Although it remained occulted for decades, it still resulted in the band participating in yet another soundtrack, the one for Roman Polanski's dark and sombre version of "Macbeth," which was his first movie he made after the horrifying murder of his pregnant wife, Sharon Tate, who was snuffed out by Charles Manson and his homicidal death cult. Like his real life tales of torturous pain and doom and gloom set in the tenebrous fog and rainy lands of Scotland, Polanski's version of MacBeth reveled in a cursed and terrifying history and in many ways mirrored the very personal experiences he suffered from the miscreant Manson family.

Polanski could not have chosen a more suitable band for his project for no one at the time matched the sheer terrifying sonic scope of THIRD EAR BAND. For their limitations to a mere handful of acoustic instruments such as oboe, recorder, cello, drums and violins, no one else of the era could evoke such hair-raising emotional power as this band could with their utterly alien approach of seeking out new chapters of musical composition. On MUSIC FROM MACBETH, technically the band's third and final album of the first chapter of their initial run, the band straddles beautifully between bizarre formless constructs of sound and more lugubrious renditions of medieval dance and anachronistic swing.

While there is no mistaking the distinct THIRD EAR BAND sound, this album was different than their previous two works. Firstly, the long improvisations that extended to swallow large chunks of their album's real estate had been truncated into sixteen shorter tracks thus allowing a more focused approach. This album also contains electronic effects as well as angelic vocal contributions by a prepubescent 12-year old Keith Chegwin (although sparingly). The album utilizes the same sort of chamber music as before but there are also elements of Indian and Middle Eastern influences strewn about as well. The tracks alternate between more structured period pieces that are somewhat uplifting and completely detached and alienating tracks that utilized the terrifying effects of aleatoric music which THIRD EAR BAND accomplished with astonishing success.

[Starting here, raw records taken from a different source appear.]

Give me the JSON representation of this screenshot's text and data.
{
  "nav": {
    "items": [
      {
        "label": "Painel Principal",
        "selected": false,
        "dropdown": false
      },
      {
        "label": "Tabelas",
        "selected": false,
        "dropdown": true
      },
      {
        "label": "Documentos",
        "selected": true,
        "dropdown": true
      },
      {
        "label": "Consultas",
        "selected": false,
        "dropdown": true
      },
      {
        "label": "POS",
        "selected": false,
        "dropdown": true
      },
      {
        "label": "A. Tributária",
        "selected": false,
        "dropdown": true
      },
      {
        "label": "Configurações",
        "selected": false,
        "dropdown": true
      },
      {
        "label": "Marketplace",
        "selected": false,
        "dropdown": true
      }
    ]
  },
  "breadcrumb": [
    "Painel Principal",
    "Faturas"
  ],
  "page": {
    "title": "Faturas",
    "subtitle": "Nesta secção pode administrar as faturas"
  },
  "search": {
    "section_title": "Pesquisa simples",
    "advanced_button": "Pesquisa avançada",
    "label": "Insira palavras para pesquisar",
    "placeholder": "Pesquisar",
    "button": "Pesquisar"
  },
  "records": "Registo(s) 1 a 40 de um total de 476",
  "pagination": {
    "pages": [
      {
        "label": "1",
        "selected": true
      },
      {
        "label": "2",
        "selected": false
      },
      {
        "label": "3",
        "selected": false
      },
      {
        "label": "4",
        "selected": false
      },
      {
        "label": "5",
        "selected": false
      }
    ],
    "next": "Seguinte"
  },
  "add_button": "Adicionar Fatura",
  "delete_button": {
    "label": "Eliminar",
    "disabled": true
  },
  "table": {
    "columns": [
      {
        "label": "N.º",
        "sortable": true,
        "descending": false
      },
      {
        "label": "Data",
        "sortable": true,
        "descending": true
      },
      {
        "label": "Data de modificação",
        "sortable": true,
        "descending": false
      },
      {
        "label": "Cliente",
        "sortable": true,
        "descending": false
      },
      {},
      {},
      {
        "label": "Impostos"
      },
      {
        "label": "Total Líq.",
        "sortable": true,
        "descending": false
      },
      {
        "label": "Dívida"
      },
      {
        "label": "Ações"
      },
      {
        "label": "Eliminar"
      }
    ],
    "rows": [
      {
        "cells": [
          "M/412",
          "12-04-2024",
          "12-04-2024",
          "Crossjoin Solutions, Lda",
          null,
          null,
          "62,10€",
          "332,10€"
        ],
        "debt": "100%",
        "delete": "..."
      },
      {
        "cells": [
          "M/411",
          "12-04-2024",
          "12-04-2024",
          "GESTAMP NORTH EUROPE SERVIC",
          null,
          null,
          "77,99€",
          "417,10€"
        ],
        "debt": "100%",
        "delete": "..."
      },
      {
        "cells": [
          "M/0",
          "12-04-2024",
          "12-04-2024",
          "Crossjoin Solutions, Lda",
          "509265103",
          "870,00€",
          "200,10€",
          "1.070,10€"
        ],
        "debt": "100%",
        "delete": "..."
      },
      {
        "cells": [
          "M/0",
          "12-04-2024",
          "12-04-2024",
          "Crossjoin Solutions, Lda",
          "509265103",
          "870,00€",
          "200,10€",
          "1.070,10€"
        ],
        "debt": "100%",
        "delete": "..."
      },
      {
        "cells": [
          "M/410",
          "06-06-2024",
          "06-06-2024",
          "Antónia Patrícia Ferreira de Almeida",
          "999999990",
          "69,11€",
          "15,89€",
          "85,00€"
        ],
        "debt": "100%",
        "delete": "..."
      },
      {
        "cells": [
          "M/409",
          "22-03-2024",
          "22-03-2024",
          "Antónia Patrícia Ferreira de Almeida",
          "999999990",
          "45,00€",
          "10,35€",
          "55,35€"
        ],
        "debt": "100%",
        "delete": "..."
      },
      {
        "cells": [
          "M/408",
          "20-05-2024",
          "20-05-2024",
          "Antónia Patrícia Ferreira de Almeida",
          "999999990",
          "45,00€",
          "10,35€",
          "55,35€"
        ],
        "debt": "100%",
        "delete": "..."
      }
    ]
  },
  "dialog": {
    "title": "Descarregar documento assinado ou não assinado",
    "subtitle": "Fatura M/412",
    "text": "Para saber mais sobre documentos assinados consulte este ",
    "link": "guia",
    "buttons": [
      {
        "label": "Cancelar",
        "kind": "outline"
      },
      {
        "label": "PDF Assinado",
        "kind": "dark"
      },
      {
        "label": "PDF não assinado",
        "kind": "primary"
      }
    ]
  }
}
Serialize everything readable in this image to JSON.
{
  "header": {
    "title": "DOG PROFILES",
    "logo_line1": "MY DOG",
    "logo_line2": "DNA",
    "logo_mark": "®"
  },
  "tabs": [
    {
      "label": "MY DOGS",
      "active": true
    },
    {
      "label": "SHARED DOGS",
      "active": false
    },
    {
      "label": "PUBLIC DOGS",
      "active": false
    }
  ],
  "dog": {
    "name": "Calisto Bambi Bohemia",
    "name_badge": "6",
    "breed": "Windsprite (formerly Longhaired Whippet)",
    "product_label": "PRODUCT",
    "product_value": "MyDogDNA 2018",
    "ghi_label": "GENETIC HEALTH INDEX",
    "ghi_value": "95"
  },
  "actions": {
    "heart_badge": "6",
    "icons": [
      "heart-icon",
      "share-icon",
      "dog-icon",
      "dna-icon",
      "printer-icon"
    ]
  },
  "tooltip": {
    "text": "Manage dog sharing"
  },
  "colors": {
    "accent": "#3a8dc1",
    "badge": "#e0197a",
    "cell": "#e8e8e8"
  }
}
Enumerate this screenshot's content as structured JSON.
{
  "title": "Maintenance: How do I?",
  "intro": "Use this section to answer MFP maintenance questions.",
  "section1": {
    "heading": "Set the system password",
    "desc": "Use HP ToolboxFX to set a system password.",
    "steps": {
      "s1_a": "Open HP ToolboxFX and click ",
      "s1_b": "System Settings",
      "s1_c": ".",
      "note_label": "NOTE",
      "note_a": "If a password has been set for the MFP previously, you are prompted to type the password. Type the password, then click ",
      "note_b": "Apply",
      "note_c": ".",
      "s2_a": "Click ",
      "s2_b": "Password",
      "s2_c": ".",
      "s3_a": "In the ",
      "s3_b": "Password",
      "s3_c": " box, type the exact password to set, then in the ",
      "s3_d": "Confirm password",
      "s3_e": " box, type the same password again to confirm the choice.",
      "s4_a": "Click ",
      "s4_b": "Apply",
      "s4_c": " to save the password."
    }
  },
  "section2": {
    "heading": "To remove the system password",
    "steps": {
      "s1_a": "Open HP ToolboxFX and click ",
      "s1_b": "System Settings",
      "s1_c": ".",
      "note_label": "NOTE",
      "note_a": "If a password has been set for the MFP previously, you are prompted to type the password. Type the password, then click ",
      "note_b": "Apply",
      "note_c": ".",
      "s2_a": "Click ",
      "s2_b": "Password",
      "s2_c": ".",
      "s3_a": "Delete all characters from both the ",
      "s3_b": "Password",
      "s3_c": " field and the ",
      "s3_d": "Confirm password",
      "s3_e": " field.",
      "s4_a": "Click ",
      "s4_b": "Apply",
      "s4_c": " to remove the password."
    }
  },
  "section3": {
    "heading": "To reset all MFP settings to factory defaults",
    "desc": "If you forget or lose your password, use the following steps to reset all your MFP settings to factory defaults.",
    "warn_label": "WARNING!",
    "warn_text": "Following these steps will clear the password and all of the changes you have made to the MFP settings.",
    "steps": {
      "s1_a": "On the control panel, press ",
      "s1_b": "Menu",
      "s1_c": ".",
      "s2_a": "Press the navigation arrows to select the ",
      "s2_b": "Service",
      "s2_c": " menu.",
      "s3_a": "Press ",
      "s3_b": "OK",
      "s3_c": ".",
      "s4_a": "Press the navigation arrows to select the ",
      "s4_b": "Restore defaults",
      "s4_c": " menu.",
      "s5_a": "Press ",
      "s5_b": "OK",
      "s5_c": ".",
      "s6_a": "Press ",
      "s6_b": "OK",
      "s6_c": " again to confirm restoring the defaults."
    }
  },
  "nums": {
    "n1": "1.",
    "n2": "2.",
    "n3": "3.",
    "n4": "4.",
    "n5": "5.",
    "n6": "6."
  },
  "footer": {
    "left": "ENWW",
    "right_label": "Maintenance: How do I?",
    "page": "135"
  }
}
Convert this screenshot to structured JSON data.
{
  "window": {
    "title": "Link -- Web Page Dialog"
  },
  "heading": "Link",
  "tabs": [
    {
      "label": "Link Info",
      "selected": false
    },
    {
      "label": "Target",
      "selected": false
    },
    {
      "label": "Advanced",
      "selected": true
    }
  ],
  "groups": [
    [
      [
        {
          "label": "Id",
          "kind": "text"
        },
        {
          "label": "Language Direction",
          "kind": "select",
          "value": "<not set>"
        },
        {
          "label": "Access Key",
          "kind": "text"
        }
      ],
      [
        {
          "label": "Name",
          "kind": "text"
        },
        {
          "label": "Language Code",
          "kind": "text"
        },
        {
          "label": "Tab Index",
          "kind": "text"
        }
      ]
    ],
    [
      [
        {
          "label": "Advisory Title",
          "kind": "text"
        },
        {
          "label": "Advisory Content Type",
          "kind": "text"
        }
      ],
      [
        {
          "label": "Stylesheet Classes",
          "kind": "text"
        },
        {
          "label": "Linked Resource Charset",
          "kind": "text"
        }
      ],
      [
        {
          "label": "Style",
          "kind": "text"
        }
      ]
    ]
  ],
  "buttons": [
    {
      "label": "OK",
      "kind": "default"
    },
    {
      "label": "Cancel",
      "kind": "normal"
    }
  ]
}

While some soundtracks are made to accompany a cinematic experience and do not hold up on their own two feet, MUSIC FROM MACBETH is an exception as it lends just enough focusing effects on the music to give it a unifying theme yet allows the band to explore their tumultuous and improvisation acid folk techniques to full glory. This is an excellent slice of early 70s freak folk that manages to take a creative road through what one would assume to be tried and tested material. Much like Polanski's personal experiences, "MacBeth" was a dark and sombre take on Shakespeare's famous oeuvre and THIRD EAR BAND's sonic touches proved to be one of the best decisions he made in regarding the perfect film score to match the film's intensity. This music more than stands up on its own and seems like a logical precursor to the chamber rock avant prog that Univers Zero would adopt several years down the road.